Perguntam-me não raras vezes:
- "Qual o livro de José Saramago que mais gostaste de ler?"
A resposta que pode ser dada a cada momento:
- "Impossível de dizer... não sei responder, não seria justo para com outros (livros) não nomeados. Mas uma coisa sempre soube. Uma obra de Saramago, enquanto "pseudo ser vivo" ou com "gente dentro" tem que me raptar, prender-me, não me deixar sair de dentro das suas páginas. Fazer de mim um refém, e só me libertar no final da leitura... mesmo ao chegar à última página. Aí, o "Eu" leitor que se mantém refém, liberta-se da "gente que a obra transporta dentro" e segue o seu caminho.
Mas segue um caminho que se faz caminhando, conjuntamente com mais uma família"

Rui Santos

sábado, 19 de setembro de 2015

Fundação José Saramago – Exposição permanente "José Saramago A Semente e os Frutos"

Fundação José Saramago – Exposição permanente "José Saramago A Semente e os Frutos"

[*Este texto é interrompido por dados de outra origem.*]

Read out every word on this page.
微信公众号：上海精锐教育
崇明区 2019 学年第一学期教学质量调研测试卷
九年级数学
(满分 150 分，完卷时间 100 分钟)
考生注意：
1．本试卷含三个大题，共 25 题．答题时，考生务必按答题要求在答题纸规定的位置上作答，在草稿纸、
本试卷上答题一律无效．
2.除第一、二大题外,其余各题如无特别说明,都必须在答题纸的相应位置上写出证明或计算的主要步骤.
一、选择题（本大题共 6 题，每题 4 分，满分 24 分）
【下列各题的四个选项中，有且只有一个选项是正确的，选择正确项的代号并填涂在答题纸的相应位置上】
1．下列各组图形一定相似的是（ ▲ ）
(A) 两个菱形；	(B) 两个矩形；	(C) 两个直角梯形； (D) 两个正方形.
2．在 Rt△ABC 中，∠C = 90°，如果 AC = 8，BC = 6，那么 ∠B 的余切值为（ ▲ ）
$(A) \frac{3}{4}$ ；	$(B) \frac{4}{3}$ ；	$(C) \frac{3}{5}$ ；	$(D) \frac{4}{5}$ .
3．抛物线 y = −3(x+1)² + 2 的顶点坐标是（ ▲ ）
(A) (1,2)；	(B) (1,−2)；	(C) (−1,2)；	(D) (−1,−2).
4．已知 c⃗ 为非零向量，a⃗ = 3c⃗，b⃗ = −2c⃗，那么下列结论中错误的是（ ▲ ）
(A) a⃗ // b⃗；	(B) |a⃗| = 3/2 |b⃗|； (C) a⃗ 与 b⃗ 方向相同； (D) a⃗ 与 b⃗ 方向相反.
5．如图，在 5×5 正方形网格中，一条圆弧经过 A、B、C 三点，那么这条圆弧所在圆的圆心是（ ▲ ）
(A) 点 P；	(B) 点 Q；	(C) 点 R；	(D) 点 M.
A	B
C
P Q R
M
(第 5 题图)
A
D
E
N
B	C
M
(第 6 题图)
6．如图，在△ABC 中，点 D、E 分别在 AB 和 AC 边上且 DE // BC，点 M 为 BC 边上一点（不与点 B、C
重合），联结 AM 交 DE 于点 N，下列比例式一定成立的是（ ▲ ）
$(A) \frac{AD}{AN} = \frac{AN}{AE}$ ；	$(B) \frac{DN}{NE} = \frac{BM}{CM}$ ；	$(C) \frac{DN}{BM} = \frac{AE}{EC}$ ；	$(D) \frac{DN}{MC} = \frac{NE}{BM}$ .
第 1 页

A presente informação pode ser consultada, através do site da FJS, aqui
em, http://www.josesaramago.org/folha-de-sala-da-exposicao-a-semente-e-os-frutos/

"Se o homem não for capaz de organizar a economia mundial de forma a satisfazer as necessidades de uma humanidade que está a morrer de fome e de tudo, que humanidade é esta? Nós, que enchemos a boca com a palavra humanidade, acho que ainda não chegamos a isso, não somos seres humanos. Talvez cheguemos um dia a sê-lo, mas não somos, falta-nos mesmo muito. Temos aí o
espetáculo do mundo e é uma coisa arrepiante.Vivemos ao lado de tudo o que é negativo como se não tivesse qualquer importância, a banalização do horror, a banalização da violência, da morte, sobretudo se for a morte dos outros, claro. Tanto nos faz que esteja a morrer gente em Sarajevo, e também não devemos falar desta cidade, porque o mundo é um imenso Sarajevo. E enquanto a consciência das pessoas não despertar isto continuará igual. Porque muito do que se faz, faz-se para nos manter a todos na abulia, na carência de vontade, para diminuir a nossa capacidade de intervenção cívica.
Canarias7, Las Palmas, 20 de fevereiro de 1994
[Entrevista de Esperanza Pamplona]

Fachada da sede da FJS - Casa dos Bicos

Na obra literária de José Saramago (Azinhaga, 1922) conjuga-se a literatura mais exigente e pessoal com as interrogações mais fecundas.Autor tardio, mas de formação caldeada no calor de letras escritas e de leituras, soube construir, a partir da década de oitenta, uma literatura renovadora e original, que lhe conferiu, em 1998, o primeiro Prémio Nobel concedido a um escritor de língua portuguesa. Denso e irónico, inteligente e cético, terno e sarcástico, demolidor e pertinaz nas suas críticas, praticou, ao longo da sua produção narrativa, tanto a desmitificação da História convencional como a censura ativa dos desvios contemporâneos, tomando sempre como referência a essência humana da vida, a solidariedade, a compaixão, o respeito pelo outro e a relatividade do ponto de vista.Armado por um autor-narrador forte, que invade o espectro da sua narrativa, defendia que a obra é o romancista, ao mesmo tempo que marcou uma literatura construída a partir de ideias fortes, de audazes metáforas visionárias e ilustradas, de uma deslumbrante fabulação e de uma consciência incómoda que quis e soube ligar o seu destino ao pulsar turbulento do coração do mundo contemporâneo, permanentemente posto a nu e questionado.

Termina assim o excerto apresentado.